Wednesday, October 31, 2012

Jumping in the Name of Flat Work?

It probably seems like Prairie and I have dropped off the edge of the Dressage Arena and landed squarely in Hunter Land, but I assure you, it's not a total conversion.  (although we are having fun).

I've put two "dressage" rides on the lady since the show which both have gone pretty well.  I'm able to ride the mare much more back to front than I used to and Prairie's new found adjustability makes for much more dynamic flat schools. 

That being said, Wednesday we're hauling out for a lesson with one of S's instructors, Nancy Free at Brass Ring Farm. I really couldn't tell you who the best of the best Hunter trainers are in our area, or even the country, but supposedly she's pretty fantastic and apparently (against my H/J stereotypes) really fun to ride with.  I always love taking lessons from someone new and getting feedback from someone with fresh eyes on our struggles - so it only took about 3 seconds for me to eagerly snag the newly available time slot after S's own lesson.

When I told The Boy about the field trip, he asked if I was ever going to do Dressage again.  After I got over my puzzled look I realized that given the last couple months, it's a valid question.  Here's my response.

Aside from some oddities (like a total lack of impulsion and slowing your horse to a jog for a sitting trot), riding a nice, clean, rhythmic hunter course is essentially everything I'm working on for our current level of "dressage" (just with a few jumps thrown in).  We're still working hard on adjusting our stride without tipping to the forehand, working on getting Prairie up in front of my leg, working on smooth controlled turns from the outside aids and staying light when we string it all together.

I also think that my emphasis on the work over fences has been because I've been feeling that the jumps are precipitating more progress than me nit-picking on the flat without them.  Prairie's learning to find her own balance, adjust her own stride and figuring out that coming back to me is easier than pulling against me.   Most of this is probably because over fences she has to,  whereas on the flat she can just disagree with me (and my own skills leave a lot to be desired in terms of timing and sensitivity if I'm going to teach a horse like Prairie how to carry herself).

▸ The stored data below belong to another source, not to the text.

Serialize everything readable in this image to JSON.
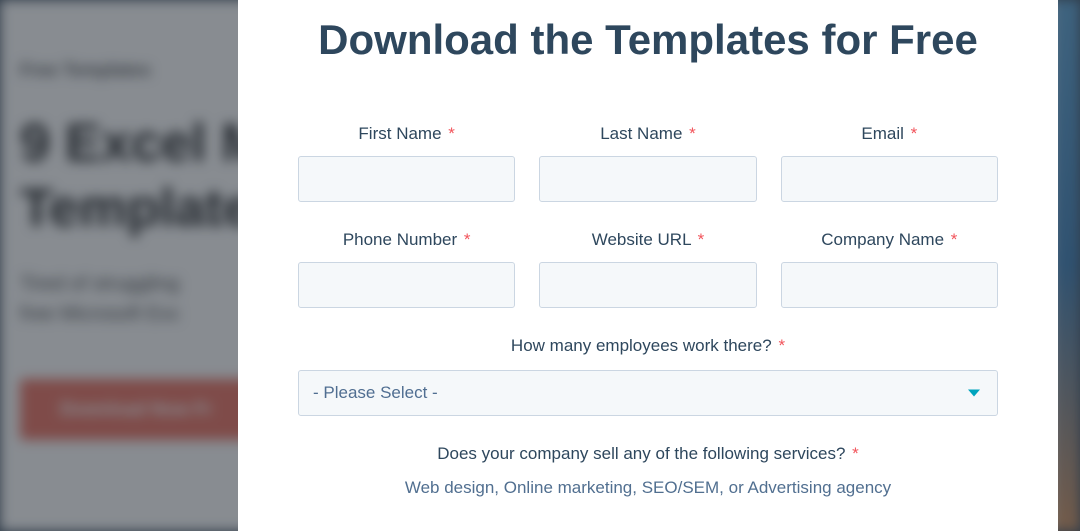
{
  "background": {
    "eyebrow": "Free Templates",
    "heading_line1": "9 Excel M",
    "heading_line2": "Template",
    "sub_line1": "Tired of struggling",
    "sub_line2": "free Microsoft Exc",
    "button": "Download Now Fr"
  },
  "modal": {
    "title": "Download the Templates for Free",
    "fields": {
      "first_name": {
        "label": "First Name"
      },
      "last_name": {
        "label": "Last Name"
      },
      "email": {
        "label": "Email"
      },
      "phone": {
        "label": "Phone Number"
      },
      "website": {
        "label": "Website URL"
      },
      "company": {
        "label": "Company Name"
      },
      "employees": {
        "label": "How many employees work there?",
        "placeholder": "- Please Select -"
      },
      "services": {
        "label": "Does your company sell any of the following services?",
        "sub": "Web design, Online marketing, SEO/SEM, or Advertising agency"
      }
    },
    "required_marker": "*"
  }
}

Growing up I remember my eventer gelding operating in one of two modes - the first was when we did mostly flat work, and the odd jump school would vastly improve our dressage.  The other was when we'd be focusing on our jump phases and the odd dressage school would vsatly improve our jumping...  Right now I feel like we're getting father over fences and taking more back to our flat work than the other way around.

Maybe it's just that I was indoctrinated with the concept of cross training early, but I've always (eventually) found success with bopping between different disciplines whenever I hit a wall in one. 

Right now I feel that wherever the cross section is on Prairie's training and my riding - course work and gymnastics are getting us farther and building more relaxation and confidence than our straight flat work is. 

I'm sure that at some point in the not so distant future, the teeter-toter will tip and we'll go back to 70% flat work and 30% over fences.  But who's to say when that is.

After my ride this morning I can really feel how balancing for jumps has given Prairie a better sense of "sitting" and collecting than a few months of me banging it into her head had.  We had an amazing ride collecting and lengthening our stride at all gaits, adjusting for our lateral work and switching the bend back and forth at will without losing our balance.  It was a great ride.  I guess right now I feel like we're on a roll (for all of one week) and I'm going to do my damnedest to keep it going!


  1. Amen.

    Is that something you can say after a blog post? Anyways, I just said it.

    Jumping makes horses so much more responsible for themselves. :) Glad it's working for you and P2.

  2. Transforming my horse's canter from a mad dash to a rocking, three-beat gait was a long-term project (like years). His canter improved by "leaps and bounds" once I introduced jumping. Cross-training just makes sense.

  3. Cross-training is awesome! Keep doing what you're doing because you both looked fantastic in the videos from the show. :D I hope you had fun with your lesson.